Monday, February 20, 2017

An Old Rock Song

For our annual anniversaries, my husband Ken and I usually take a long weekend trip, somewhere in the Southeast. Since we got married mid-February around the most "romantic" holiday ever, it is difficult to get reservations. We don't get legalistic about the actual day. I figured out, after 35 years of this, why they stuck Valentine's day in the middle of February. It's because it's the dreariest month of the year. Somebody thought up a clever way to bring some romance to winter, guilt husbands into buying flowers and candy, boost the economy and fatten us up one more time before spring. Just in case Christmas didn't do it. I got late starting on my New Year's resolution diet, whoops, way of life, when Ken tried to get me to wait until after our trip. But it was too late. I was already on the boat and I wasn't jumping off. So we went and somehow I still enjoyed sumptuous food even though there was no sugar involved. How is that possible?

St. Simons Island. Can I go back now? We adored that darling village. We stayed in a little hotel across from the lighthouse and brought our bicycles. Peddled, shopped, ate, hung out at the beach, watched people, met people, and ate some more. There were no chain restaurants in sight and we were treated like it was our hometown. The little shops were wonderful, with very decent prices. Ken only wanted some flip-flops. But since I don't have enough jewelry yet, rather, there's never enough jewelry, I added several pairs of earrings and a necklace to my arsenal. Grandma Betty would be proud. My sister's children have been known to call me Aunt Bling-Bling. But I think they exaggerate...

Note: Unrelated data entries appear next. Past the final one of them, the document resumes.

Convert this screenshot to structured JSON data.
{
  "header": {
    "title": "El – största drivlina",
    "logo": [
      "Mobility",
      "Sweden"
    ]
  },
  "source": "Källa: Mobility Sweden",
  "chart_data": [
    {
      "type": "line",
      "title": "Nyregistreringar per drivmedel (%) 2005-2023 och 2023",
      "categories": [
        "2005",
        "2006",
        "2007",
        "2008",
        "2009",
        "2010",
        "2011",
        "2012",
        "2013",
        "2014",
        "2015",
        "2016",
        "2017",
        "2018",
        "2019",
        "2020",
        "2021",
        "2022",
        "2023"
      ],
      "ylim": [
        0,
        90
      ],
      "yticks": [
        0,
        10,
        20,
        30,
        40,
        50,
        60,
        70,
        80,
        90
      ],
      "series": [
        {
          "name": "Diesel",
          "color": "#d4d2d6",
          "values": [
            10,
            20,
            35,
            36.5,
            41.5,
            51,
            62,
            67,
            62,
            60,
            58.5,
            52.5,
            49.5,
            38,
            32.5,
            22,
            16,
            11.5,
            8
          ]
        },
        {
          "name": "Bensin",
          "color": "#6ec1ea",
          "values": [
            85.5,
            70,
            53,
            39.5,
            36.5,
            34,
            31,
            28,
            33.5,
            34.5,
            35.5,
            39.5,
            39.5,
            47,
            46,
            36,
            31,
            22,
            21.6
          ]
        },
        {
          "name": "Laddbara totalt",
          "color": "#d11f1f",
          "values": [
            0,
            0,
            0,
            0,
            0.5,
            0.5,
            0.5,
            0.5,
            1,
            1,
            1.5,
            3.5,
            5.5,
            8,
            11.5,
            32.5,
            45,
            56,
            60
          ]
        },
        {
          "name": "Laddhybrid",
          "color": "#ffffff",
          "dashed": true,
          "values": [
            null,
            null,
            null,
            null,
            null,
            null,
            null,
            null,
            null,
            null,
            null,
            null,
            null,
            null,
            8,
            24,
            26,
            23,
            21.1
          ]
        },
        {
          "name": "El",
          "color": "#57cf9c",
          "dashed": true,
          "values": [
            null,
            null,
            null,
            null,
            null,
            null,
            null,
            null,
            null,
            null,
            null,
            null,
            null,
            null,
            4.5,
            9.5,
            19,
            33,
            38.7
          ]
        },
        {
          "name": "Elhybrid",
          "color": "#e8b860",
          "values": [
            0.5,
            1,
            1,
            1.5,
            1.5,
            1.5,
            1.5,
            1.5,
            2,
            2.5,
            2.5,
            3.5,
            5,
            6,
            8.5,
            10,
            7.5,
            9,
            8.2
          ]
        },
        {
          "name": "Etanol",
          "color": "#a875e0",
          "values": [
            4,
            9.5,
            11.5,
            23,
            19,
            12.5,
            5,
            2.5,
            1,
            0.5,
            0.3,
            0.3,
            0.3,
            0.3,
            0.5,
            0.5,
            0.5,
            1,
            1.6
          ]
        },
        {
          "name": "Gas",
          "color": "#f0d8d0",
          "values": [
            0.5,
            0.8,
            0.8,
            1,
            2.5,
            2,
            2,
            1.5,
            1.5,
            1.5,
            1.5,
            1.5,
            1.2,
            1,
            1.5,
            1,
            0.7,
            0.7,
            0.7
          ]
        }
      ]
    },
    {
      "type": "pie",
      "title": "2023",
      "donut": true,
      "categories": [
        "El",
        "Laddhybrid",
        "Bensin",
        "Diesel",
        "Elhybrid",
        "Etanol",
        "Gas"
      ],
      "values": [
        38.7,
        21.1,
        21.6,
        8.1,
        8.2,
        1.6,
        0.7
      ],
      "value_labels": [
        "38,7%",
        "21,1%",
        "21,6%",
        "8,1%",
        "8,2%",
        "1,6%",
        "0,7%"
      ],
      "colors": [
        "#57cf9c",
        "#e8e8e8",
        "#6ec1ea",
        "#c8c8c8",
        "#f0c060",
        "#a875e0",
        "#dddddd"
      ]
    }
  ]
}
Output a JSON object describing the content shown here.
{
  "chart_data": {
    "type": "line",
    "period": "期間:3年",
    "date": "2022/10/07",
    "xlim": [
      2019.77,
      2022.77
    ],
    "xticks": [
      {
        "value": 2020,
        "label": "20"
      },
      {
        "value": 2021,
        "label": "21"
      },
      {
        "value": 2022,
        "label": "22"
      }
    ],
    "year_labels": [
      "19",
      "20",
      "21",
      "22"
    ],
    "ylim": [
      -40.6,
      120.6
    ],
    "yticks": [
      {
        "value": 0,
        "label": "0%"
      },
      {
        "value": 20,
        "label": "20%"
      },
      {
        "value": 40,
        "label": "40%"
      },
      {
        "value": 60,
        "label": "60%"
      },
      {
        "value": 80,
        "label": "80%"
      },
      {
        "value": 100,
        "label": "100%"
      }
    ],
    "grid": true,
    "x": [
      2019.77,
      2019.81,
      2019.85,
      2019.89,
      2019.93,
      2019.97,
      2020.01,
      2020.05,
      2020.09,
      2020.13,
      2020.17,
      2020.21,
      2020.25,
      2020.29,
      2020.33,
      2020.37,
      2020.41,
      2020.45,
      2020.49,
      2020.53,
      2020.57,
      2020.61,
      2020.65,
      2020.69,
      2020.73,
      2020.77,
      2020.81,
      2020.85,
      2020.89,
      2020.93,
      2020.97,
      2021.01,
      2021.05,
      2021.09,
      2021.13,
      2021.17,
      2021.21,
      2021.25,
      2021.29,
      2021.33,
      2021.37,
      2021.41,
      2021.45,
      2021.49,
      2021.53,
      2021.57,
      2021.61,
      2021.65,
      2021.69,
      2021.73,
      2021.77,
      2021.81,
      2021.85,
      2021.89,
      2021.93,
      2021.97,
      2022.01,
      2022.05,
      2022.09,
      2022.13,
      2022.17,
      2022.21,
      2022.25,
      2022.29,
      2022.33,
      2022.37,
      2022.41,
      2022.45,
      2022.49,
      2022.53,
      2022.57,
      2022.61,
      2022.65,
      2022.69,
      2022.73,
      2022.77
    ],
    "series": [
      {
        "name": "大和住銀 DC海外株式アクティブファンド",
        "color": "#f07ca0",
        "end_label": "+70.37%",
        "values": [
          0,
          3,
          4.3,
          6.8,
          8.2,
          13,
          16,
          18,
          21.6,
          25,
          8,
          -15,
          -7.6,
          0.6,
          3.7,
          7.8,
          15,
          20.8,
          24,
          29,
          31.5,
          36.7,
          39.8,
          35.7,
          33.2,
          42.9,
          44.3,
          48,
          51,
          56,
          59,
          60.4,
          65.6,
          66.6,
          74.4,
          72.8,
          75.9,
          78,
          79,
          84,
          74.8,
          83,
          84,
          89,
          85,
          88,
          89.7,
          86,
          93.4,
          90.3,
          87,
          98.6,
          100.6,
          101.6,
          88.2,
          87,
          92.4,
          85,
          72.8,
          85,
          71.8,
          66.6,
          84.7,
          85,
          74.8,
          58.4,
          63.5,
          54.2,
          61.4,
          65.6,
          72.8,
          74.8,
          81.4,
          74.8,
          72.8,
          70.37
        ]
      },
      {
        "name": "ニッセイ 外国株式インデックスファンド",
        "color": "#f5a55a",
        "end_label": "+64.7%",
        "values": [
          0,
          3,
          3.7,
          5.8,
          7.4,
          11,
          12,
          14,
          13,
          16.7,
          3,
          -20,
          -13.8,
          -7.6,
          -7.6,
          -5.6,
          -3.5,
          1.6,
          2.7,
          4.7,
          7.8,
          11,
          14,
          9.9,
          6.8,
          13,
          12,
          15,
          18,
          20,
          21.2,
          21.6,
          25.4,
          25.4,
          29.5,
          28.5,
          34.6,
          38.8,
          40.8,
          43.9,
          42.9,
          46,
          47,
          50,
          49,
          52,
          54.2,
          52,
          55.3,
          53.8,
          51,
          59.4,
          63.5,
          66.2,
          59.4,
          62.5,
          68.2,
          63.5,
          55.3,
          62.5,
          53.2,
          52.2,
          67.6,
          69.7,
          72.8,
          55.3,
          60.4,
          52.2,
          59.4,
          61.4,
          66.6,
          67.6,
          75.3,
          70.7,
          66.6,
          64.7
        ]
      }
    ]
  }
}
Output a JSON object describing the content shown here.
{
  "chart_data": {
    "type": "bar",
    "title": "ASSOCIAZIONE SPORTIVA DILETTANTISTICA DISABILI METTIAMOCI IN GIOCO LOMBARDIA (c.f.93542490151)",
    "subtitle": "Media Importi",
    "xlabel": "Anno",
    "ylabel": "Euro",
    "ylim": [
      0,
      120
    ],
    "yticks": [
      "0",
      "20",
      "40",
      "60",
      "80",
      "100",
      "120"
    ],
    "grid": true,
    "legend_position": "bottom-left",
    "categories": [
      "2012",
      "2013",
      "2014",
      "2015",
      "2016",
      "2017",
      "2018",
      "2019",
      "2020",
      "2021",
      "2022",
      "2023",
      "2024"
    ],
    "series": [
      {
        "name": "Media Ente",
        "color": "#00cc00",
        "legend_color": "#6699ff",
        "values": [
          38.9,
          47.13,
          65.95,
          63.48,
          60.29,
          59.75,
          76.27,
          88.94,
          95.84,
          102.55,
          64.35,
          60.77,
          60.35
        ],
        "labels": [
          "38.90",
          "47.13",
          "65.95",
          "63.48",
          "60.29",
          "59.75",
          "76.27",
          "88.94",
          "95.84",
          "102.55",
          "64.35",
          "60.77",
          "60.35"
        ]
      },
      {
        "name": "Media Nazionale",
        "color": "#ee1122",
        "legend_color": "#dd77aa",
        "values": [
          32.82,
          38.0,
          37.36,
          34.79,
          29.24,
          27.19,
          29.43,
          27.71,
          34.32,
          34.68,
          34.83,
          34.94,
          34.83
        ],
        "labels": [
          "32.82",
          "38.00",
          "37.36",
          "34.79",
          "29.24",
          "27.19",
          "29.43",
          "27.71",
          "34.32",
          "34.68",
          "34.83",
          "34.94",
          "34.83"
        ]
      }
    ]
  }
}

I don't believe we've had a trip in our thirty-five years that made me feel so peaceful and rested. Maybe it's because I actually left our house in order before we retreated. Maybe it's because we had money set aside for it. But most probably, it's because I got to ride bikes and spend three days with that good-looking hunk of man who still loves me after all these years. You're still the One, honey.